Herb Hardesty, best known as Fats Domino's saxophonist, dies at 91

Herb Hardesty, the saxophonist whose distinctive sound could be heard on nearly every Fats Domino song recorded and performed during their 57-year partnership , died Saturday. He was 91.

Hardesty died in Las Vegas, where he had lived for many years, according to Fats Domino biographer Rick Coleman, who in a Facebook post Sunday called Hardesty “one of the greatest rock ‘n’ roll and R&B saxophonists.”

If listeners didn’t know Hardesty’s name, they would certainly know his saxophone, which is heard on such Fats Domino-Dave Bartholomew hits as “Ain’t That a Shame,” “I’m Walkin’,” “Blue Monday,” “I’m Gonna Be a Wheel Someday” and even Lloyd Price’s 1952 classic “Lawdy Miss Clawdy.”

"A great New Orleans musician," remembered WWL-TV anchor Eric Paulsen. "Not only a wizard on the saxophone but a true gentleman."

Coleman points out that Hardesty’s tenor saxophone (and even baritone sax, which he picked up on the spot for a solo in “Blue Monday”) could be heard on most Fats Domino recordings and live performances from his first – “The Fat Man” in 1949 – to his final concert at Tipitina’s in 2006. Hardesty met Domino through Dave Bartholomew, the legendary producer/composer/arranger who helped kick off Domino’s career in 1949 and never looked back.

According to Coleman, Hardesty also appears on many recordings by iconic New Orleans musicians Smiley Lewis, Shirley and Lee, Bobby Mitchell and Roy Brown.

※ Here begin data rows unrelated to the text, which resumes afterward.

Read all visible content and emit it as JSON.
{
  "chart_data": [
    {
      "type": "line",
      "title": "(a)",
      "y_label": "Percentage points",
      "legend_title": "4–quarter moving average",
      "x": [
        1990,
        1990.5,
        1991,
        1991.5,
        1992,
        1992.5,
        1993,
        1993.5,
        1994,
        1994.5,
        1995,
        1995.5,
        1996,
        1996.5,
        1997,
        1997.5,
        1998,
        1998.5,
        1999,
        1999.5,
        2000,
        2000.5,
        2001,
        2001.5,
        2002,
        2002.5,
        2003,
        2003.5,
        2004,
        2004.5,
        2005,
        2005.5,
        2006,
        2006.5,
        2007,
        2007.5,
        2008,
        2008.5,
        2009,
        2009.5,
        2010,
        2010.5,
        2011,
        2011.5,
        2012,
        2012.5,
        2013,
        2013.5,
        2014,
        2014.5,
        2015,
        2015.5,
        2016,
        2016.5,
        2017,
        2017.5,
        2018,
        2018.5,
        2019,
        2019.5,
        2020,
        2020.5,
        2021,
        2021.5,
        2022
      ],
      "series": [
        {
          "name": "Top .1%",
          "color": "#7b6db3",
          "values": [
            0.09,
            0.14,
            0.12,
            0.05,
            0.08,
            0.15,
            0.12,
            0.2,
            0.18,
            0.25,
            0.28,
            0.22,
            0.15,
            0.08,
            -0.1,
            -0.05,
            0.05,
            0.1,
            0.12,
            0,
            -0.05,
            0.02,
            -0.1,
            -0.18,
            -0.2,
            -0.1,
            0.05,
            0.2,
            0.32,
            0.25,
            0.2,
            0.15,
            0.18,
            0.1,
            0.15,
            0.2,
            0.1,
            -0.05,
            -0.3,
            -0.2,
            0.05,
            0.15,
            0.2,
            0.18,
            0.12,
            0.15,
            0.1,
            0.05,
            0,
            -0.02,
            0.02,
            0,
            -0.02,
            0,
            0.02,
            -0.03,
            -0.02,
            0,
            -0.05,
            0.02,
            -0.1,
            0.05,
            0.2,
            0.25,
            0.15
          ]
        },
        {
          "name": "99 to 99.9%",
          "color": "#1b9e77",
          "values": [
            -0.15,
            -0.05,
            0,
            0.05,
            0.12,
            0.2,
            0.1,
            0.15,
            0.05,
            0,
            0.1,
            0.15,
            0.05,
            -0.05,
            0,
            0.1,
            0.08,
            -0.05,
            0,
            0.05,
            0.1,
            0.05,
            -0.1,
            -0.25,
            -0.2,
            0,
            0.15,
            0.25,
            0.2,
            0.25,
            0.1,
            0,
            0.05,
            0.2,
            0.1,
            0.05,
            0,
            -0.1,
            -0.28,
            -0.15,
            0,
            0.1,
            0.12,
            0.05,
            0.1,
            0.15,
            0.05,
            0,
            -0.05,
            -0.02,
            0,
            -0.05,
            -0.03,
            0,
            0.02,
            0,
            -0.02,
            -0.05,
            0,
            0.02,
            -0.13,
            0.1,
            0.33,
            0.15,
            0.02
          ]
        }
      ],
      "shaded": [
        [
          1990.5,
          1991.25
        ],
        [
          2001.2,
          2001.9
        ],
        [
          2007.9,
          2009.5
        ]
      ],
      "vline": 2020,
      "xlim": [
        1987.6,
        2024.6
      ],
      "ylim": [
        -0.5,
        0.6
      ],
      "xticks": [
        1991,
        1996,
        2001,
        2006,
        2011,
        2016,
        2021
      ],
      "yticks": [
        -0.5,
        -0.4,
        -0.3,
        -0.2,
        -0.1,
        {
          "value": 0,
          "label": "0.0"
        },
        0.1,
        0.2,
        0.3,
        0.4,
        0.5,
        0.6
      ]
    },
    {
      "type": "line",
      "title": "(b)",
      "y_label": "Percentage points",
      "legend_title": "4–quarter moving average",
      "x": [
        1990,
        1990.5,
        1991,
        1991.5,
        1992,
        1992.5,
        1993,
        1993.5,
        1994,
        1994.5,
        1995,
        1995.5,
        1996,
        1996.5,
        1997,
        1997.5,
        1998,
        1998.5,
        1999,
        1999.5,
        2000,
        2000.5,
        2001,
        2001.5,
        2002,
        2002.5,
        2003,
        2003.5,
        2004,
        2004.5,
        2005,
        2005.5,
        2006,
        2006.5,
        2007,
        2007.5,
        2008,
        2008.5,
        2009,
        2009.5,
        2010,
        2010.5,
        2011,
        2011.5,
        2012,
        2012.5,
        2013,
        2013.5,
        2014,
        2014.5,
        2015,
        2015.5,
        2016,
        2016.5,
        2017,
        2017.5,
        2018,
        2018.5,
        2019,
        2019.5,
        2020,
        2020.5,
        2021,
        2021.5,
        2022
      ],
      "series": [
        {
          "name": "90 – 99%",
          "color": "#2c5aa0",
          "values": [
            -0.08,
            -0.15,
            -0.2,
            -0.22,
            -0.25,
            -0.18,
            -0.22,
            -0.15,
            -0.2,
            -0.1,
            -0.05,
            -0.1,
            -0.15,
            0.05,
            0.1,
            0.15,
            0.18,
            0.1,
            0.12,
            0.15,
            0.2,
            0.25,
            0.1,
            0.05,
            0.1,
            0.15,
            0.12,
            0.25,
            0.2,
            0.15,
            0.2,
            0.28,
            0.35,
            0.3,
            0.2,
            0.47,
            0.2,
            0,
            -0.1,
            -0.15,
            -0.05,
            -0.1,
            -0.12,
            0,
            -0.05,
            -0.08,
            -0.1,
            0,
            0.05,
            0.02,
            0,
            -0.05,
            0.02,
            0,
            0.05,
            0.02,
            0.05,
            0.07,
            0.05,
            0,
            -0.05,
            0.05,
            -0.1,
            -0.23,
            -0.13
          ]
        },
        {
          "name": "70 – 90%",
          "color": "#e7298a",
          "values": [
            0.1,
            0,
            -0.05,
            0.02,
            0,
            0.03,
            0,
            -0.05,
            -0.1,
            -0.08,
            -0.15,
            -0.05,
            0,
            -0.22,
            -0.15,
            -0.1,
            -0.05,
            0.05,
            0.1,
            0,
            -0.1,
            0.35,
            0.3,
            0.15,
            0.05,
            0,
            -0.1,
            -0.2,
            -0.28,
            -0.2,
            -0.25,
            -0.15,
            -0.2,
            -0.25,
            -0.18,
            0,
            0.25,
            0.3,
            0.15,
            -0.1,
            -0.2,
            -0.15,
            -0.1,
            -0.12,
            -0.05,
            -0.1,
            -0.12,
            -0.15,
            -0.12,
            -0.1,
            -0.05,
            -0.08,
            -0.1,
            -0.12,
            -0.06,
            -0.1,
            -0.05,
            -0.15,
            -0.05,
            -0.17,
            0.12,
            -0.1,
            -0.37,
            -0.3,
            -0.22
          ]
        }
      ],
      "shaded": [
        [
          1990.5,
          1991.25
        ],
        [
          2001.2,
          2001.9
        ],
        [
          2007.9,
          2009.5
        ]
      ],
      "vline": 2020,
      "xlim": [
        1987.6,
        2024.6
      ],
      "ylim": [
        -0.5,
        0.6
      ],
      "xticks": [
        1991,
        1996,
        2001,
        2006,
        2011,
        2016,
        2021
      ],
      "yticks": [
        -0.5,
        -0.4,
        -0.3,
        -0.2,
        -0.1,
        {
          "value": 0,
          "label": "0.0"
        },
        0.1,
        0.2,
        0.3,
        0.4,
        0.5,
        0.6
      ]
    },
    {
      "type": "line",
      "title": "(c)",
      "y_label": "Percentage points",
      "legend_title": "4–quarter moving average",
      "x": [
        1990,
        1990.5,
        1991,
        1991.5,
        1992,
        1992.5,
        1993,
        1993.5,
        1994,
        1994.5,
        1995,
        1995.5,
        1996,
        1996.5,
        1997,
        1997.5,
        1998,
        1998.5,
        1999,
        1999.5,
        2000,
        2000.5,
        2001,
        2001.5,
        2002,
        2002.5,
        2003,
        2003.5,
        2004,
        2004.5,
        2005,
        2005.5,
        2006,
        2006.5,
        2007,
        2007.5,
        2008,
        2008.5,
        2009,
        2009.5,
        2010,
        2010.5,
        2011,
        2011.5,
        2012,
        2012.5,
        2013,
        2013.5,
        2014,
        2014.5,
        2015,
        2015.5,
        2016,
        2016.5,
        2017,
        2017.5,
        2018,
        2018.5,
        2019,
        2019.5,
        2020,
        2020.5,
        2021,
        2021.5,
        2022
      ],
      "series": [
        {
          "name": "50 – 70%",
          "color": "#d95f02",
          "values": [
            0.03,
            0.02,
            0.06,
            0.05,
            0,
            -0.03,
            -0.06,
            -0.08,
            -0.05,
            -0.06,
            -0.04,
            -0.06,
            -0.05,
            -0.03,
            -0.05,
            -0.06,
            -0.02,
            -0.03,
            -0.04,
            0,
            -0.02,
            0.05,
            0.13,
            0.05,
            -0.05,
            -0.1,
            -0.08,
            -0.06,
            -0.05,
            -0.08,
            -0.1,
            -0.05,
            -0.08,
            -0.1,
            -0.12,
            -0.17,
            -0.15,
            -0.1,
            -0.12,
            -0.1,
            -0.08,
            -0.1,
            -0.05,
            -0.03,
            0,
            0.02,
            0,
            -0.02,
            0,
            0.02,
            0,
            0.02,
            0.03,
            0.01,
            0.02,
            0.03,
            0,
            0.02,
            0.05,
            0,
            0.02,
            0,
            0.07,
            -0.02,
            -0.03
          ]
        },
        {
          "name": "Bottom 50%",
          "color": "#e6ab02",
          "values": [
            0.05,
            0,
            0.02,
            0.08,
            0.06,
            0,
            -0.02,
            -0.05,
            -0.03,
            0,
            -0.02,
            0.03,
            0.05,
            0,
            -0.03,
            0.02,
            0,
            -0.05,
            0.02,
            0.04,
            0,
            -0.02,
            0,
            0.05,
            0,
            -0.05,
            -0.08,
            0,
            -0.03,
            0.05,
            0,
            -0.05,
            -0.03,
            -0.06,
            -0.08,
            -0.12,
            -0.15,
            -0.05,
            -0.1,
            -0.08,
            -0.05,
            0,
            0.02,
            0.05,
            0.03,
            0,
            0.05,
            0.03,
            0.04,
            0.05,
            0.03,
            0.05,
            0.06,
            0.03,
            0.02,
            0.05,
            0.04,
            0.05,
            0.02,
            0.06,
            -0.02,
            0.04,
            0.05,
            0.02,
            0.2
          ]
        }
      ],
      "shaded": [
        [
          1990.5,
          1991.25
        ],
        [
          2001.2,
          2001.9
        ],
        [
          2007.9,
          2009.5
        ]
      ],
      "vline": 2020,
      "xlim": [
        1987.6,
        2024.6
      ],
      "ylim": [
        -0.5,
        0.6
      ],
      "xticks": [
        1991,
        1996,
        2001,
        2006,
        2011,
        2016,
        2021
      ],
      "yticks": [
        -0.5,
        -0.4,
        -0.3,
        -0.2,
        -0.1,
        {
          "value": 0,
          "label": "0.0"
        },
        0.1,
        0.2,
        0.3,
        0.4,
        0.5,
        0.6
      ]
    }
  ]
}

He was also a trumpeter, which added to his musical versatility, according to Coleman.

A New Orleans native, Hardesty began trumpet lessons in grammar school and by the late 1930s was performing in local bands. A stint in the U.S. Army during World War II (including service alongside the famed Tuskegee Airmen) was followed by a few years at Dillard University.

Hardesty began performing again at local clubs after the war, and met bandleader/arranger/composer Dave Bartholomew in 1946. The two began performing together and Hardesty also became part of the studio band on many recordings at Cosimo Matassa's studio, which were led by Bartholomew. As recordings by Domino hit the charts in the 1950s, Hardesty joined his band full-time and began touring with Domino.

Hardesty also made several solo recordings (compiled in a 2012 Ace Records release called "The Domino Effect") and recorded and toured with singer/songwriter Tom Waits in the 1970s.

Hardesty continued to tour with Domino until the 1970s, when he moved to Las Vegas, where he was a member of the Duke Ellington and Count Basie Orchestras and backed singers including Frank Sinatra, Tony Bennett and Ella Fitzgerald. He also performed with Dr. John for many years.

He performed again with Domino beginning in the 1980s and remained a presence at Domino’s many appearances locally and across the country, including at the New Orleans Jazz and Heritage Festival.

"All hail Herb Hardesty, one of the few remaining alums of the J&M Studio Band whose talents helped create so many hits and classic songs for Fats Domino, Little Richard, Shirley and Lee, and so many others. His presence and fine soloing in Dr. John's sets this Jazz Fest added to the New Orleans feel in Dr. John's new songs,” wrote a Gambit reviewer in 2012.